A passion for sustainability and environmental preservation
SHORTLISTED
Head of sustainability, BDP
Philip Gray joined BDP in 2010 after working at a leading regeneration consultancy. Throughout his career he has shown a passion for sustainability and environmental preservation and is committed to low energy and cost effective environmental design. At BDP sustainability sits as a specialism within the environmental engineering group and, although not coming from an engineering or architectural background, Gray has developed an outstanding knowledge of low energy building services engineering and architectural design principles. He is using his knowledge to drive change throughout the practice.
In 2013 Gray began running the practice’s London sustainability group. His team has an impressive portfolio of environmental assessments, strategic development documents and environmental management enhancements. He has contributed to a wide range of projects across all sectors, and has extensive experience in making these spaces better. He led the environmental design strategy for the new Low Carbon Enterprise Centre at the University of East Anglia, now considered one of the most sustainable buildings in the UK with Passivhaus certification, BREEAM Outstanding status and ultra-low embodied carbon. Gray was also the BREEAM consultant for a zero-carbon building for the University of Essex and successfully steered the design to deliver a BREEAM Excellent building. He also created a carbon-negative strategy that promotes both the university’s environmental focus, and BDP’s ability to design and deliver cutting-edge buildings. Alongside this he is spearheading BDP’s post-occupancy evaluation work stream through engagement with clients, developing a portfolio of projects and data that can be used to substantiate and improve future designs.
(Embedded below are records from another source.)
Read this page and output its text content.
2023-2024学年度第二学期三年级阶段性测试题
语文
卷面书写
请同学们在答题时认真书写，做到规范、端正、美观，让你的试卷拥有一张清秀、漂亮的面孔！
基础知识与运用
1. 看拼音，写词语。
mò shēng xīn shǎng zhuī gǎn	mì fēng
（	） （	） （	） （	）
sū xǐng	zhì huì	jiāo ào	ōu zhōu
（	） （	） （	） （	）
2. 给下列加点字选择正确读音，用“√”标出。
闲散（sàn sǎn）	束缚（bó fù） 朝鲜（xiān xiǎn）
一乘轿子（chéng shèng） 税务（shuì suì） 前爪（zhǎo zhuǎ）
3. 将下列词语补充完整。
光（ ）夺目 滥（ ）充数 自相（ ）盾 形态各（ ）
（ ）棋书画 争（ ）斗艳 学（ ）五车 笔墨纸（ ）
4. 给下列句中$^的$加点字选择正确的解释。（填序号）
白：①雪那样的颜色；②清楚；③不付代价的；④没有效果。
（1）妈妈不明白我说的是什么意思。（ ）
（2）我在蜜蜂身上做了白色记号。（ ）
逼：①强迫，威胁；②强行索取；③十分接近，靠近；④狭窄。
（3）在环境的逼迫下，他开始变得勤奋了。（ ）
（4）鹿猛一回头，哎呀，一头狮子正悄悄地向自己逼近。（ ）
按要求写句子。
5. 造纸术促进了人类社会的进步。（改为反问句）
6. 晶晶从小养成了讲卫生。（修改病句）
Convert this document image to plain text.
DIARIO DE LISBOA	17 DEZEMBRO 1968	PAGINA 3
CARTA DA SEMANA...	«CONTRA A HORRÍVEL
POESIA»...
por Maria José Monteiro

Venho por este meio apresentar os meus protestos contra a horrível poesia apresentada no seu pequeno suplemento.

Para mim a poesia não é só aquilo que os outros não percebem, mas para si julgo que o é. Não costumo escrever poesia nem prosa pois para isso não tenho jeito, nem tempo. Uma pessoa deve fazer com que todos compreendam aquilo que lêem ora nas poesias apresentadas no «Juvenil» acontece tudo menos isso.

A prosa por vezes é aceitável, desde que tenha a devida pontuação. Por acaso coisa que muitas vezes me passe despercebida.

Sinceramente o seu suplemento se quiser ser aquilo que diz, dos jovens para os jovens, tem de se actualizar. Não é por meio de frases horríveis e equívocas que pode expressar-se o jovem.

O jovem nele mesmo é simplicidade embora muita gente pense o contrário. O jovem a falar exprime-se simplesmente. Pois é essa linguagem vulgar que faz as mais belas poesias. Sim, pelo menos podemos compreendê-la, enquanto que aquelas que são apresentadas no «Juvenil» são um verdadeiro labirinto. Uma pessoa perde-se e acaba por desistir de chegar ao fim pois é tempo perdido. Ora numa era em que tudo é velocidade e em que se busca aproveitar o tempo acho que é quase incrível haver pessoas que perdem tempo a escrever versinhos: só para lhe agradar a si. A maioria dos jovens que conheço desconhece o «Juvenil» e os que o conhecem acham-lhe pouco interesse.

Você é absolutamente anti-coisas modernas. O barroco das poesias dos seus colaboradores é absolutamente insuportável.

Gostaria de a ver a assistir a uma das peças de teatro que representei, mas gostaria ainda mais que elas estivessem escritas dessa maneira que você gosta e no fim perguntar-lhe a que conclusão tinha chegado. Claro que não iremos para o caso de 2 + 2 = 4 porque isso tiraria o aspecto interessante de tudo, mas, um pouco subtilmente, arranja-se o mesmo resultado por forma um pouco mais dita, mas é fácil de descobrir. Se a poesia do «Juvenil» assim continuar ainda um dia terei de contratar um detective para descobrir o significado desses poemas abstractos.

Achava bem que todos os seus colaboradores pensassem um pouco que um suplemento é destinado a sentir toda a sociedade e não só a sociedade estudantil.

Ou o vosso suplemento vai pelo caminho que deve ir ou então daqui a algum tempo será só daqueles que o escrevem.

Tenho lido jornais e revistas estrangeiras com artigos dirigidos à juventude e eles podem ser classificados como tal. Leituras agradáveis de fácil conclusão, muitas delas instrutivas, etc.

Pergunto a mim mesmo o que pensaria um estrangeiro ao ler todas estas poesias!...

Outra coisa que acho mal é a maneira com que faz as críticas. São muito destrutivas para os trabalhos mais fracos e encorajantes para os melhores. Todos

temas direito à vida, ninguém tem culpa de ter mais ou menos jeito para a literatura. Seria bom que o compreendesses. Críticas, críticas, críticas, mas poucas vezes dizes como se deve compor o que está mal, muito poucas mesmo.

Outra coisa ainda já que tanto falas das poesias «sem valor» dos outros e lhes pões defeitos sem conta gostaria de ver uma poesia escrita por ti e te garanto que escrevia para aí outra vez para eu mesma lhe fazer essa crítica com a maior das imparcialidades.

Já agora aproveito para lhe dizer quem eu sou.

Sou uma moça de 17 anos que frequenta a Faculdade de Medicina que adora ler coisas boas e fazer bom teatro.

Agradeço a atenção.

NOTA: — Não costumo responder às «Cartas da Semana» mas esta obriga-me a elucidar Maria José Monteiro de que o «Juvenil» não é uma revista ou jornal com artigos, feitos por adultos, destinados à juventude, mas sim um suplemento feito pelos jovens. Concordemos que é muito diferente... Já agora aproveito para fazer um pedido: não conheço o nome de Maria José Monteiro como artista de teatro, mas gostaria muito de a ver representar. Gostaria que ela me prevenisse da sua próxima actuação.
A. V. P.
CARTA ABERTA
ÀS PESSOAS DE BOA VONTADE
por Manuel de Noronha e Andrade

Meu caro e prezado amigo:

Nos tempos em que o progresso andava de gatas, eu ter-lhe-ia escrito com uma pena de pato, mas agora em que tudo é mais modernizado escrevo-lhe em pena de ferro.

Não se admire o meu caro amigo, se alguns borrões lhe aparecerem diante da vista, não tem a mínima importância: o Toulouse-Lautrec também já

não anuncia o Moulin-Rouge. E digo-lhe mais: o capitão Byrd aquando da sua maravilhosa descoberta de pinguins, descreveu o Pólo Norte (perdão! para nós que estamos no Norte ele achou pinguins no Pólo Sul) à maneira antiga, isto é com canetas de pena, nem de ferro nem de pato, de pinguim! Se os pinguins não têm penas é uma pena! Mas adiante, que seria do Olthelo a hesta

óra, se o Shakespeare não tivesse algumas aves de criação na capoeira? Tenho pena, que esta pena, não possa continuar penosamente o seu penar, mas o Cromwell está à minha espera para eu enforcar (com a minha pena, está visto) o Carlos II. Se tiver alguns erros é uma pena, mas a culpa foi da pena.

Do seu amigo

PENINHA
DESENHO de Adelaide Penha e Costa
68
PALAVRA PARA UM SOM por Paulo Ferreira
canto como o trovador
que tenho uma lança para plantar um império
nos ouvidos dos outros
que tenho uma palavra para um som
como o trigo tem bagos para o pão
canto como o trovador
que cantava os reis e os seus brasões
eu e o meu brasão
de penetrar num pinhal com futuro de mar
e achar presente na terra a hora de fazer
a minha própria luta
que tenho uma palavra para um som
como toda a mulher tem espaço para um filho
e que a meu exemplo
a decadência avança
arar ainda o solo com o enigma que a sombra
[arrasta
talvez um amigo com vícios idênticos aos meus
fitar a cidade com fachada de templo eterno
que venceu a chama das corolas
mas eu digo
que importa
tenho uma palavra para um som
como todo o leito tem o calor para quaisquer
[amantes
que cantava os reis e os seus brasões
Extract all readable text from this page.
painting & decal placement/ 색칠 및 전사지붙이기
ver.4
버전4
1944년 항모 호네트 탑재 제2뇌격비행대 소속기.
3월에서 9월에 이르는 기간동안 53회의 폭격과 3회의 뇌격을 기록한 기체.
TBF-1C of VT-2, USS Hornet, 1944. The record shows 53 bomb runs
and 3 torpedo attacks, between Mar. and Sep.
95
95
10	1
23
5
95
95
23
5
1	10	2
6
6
Outside work Gray is increasingly well known in the sustainability industry. He is co-chairman of the Islington Sustainable Energy Partnership, a not for profit membership organisation which helps local businesses reduce their environmental impact and cut energy costs. Following all this success Philip achieved chartership in 2015 and was appointed head of the sustainability profession for BDP in 2016.
What would you most like to improve about the industry?
I believe there is a fundamental issue with the way land is valued and a prevalence of ‘land-banking’. This has dramatic knock-on effects with the cost of development, particularly housing, and promotes the rife profiteering of developers and contractors.
Other European countries control the value of land through a tax to promote the development of undeveloped or brownfield land to use, or by the use of land value freezes that prevent land owners gaining planning permission and watching its value rise without building. The UK needs to implement a policy shift to remedy its dysfunctional housing market.
Who would you most like to work with?
Inspiring and influencing environmental considerations on proposals that are prominently led by design originality is very challenging, so I think I’d pick an entrepreneur, but one pushing the environmental agenda. So my answer is Elon Musk, whose business output has the potential to fundamentally change the way we live and work through a shift in energy generation and storage. Not only does this reduce a reliance on national (and aged) infrastructure, but his work into zero emission vehicles could have a remarkable impact.
I’d like to gather an insight into his drive and motivation, and see where he thinks the world might be in 10 years’ time.